John O’Sullivan concludes a review of Skyfall with an odd comment:
Standpoint editor Daniel Johnson tells me that historical research has confirmed that the plot of Greenmantle was rooted in real attempts by Imperial Germany to rouse the masses of the Muslim world against the British empire. Yet it is still oddly topical today. Mutatis mutandis – i.e., Chinese, Russians, or even North Koreans in the role of Kaiser Wilhelm – Greenmantle is a plot waiting to be ripped off for the next Bond movie.
It’s true that Germany and its allies tried to stir up the Muslim colonial subjects of its wartime enemies during WWI, but what goes unmentioned here was that these efforts were almost complete failures. Peter Hopkirk wrote a popular history of the German and Ottoman attempt to turn Britain and Russia’s Muslim subjects against them, and it makes for interesting reading. This part of the history of WWI should also teach us that the Germans and Ottomans badly overestimated the effectiveness of pan-Islamist and caliphalist appeals to most Muslims, which should warn us against doing the same thing.

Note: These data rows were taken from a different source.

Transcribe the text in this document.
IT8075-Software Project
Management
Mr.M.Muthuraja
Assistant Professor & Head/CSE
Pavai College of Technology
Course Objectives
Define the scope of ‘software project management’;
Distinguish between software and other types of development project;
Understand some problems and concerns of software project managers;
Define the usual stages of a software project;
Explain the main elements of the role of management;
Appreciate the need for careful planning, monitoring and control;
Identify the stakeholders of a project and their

If what we want is greater realism, replacing Wilhelmine Germany with Russia or China in a new version of this story would be one of the last things one would want to do. (Putting North Korea in this role would be like giving the script of Die Another Day to the writers of 24.) Unlike Germany in the early twentieth century, Russia and China have strong internal political incentives to discourage Islamic militancy rather than to stoke it. As it happens, they aren’t the states currently aligned with the leading exporters of the most severe and militant forms of Islam.

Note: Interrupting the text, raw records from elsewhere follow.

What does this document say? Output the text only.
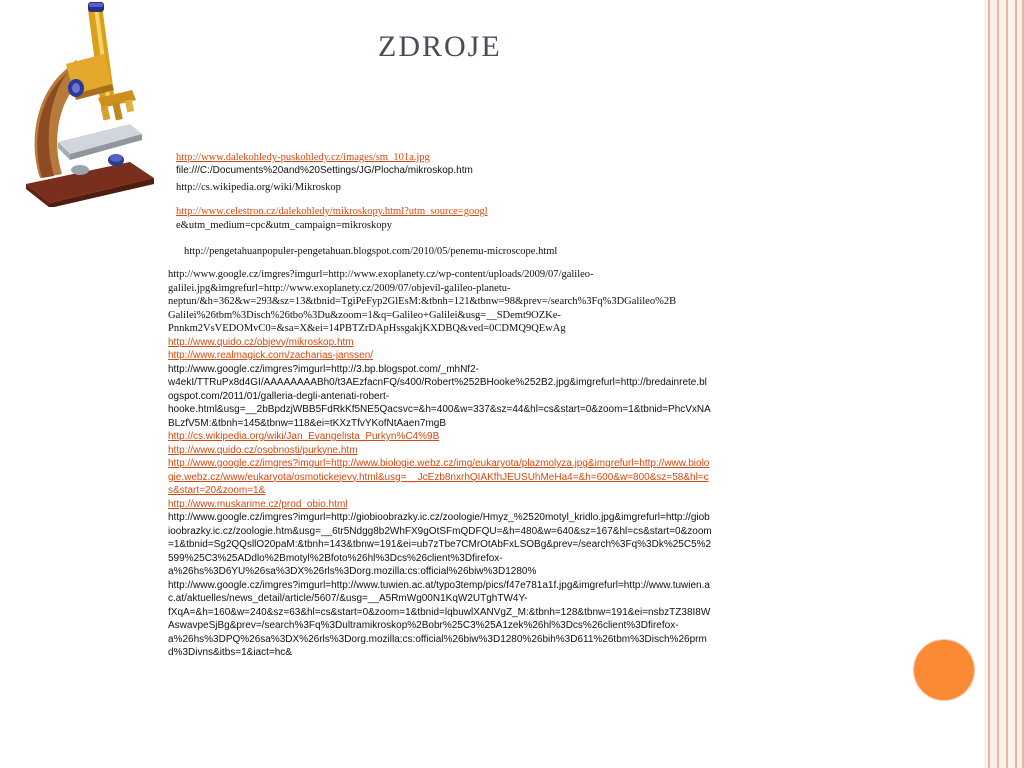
ZDROJE
http://www.dalekohledy-puskohledy.cz/images/sm_101a.jpg
file:///C:/Documents%20and%20Settings/JG/Plocha/mikroskop.htm
http://cs.wikipedia.org/wiki/Mikroskop
http://www.celestron.cz/dalekohledy/mikroskopy.html?utm_source=googl
e&utm_medium=cpc&utm_campaign=mikroskopy
http://pengetahuanpopuler-pengetahuan.blogspot.com/2010/05/penemu-microscope.html
http://www.google.cz/imgres?imgurl=http://www.exoplanety.cz/wp-content/uploads/2009/07/galileo-
galilei.jpg&imgrefurl=http://www.exoplanety.cz/2009/07/objevil-galileo-planetu-
neptun/&h=362&w=293&sz=13&tbnid=TgiPeFyp2GlEsM:&tbnh=121&tbnw=98&prev=/search%3Fq%3DGalileo%2B
Galilei%26tbm%3Disch%26tbo%3Du&zoom=1&q=Galileo+Galilei&usg=__SDemt9OZKe-
Pnnkm2VsVEDOMvC0=&sa=X&ei=14PBTZrDApHssgakjKXDBQ&ved=0CDMQ9QEwAg
http://www.quido.cz/objevy/mikroskop.htm
http://www.realmagick.com/zacharias-janssen/
http://www.google.cz/imgres?imgurl=http://3.bp.blogspot.com/_mhNf2-
w4ekI/TTRuPx8d4GI/AAAAAAAABh0/t3AEzfacnFQ/s400/Robert%252BHooke%252B2.jpg&imgrefurl=http://bredainrete.bl
ogspot.com/2011/01/galleria-degli-antenati-robert-
hooke.html&usg=__2bBpdzjWBB5FdRkKf5NE5Qacsvc=&h=400&w=337&sz=44&hl=cs&start=0&zoom=1&tbnid=PhcVxNA
BLzfV5M:&tbnh=145&tbnw=118&ei=tKXzTfvYKofNtAaen7mgB
http://cs.wikipedia.org/wiki/Jan_Evangelista_Purkyn%C4%9B
http://www.quido.cz/osobnosti/purkyne.htm
http://www.google.cz/imgres?imgurl=http://www.biologie.webz.cz/img/eukaryota/plazmolyza.jpg&imgrefurl=http://www.biolo
gie.webz.cz/www/eukaryota/osmotickejevy.html&usg=__JcEzb8nxrhQIAKfhJEUSUhMeHa4=&h=600&w=800&sz=58&hl=c
s&start=20&zoom=1&
http://www.muskarime.cz/prod_obio.html
http://www.google.cz/imgres?imgurl=http://giobioobrazky.ic.cz/zoologie/Hmyz_%2520motyl_kridlo.jpg&imgrefurl=http://giob
ioobrazky.ic.cz/zoologie.htm&usg=__6tr5Ndgg8b2WhFX9gOtSFmQDFQU=&h=480&w=640&sz=167&hl=cs&start=0&zoom
=1&tbnid=Sg2QQsllO20paM:&tbnh=143&tbnw=191&ei=ub7zTbe7CMrOtAbFxLSOBg&prev=/search%3Fq%3Dk%25C5%2
599%25C3%25ADdlo%2Bmotyl%2Bfoto%26hl%3Dcs%26client%3Dfirefox-
a%26hs%3D6YU%26sa%3DX%26rls%3Dorg.mozilla:cs:official%26biw%3D1280%
http://www.google.cz/imgres?imgurl=http://www.tuwien.ac.at/typo3temp/pics/f47e781a1f.jpg&imgrefurl=http://www.tuwien.a
c.at/aktuelles/news_detail/article/5607/&usg=__A5RmWg00N1KqW2UTghTW4Y-
fXqA=&h=160&w=240&sz=63&hl=cs&start=0&zoom=1&tbnid=lqbuwlXANVgZ_M:&tbnh=128&tbnw=191&ei=nsbzTZ38I8W
AswavpeSjBg&prev=/search%3Fq%3Dultramikroskop%2Bobr%25C3%25A1zek%26hl%3Dcs%26client%3Dfirefox-
a%26hs%3DPQ%26sa%3DX%26rls%3Dorg.mozilla:cs:official%26biw%3D1280%26bih%3D611%26tbm%3Disch%26prm
d%3Divns&itbs=1&iact=hc&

FWIW, perhaps a germ here for an edgy, spy-v-spy screenplay? Israeli conflict with Iran looms in the background, etc.
“WASHINGTON — The CIA station chief opened the locked box containing the sensitive equipment he used from his home in Tel Aviv, Israel, to communicate with CIA headquarters in Virginia, only to find that someone had tampered with it. He sent word to his superiors about the break-in.
“The incident, described by three former senior U.S. intelligence officials, might have been dismissed as just another cloak-and-dagger incident in the world of international espionage, except that the same thing had happened to the previous station chief in Israel.”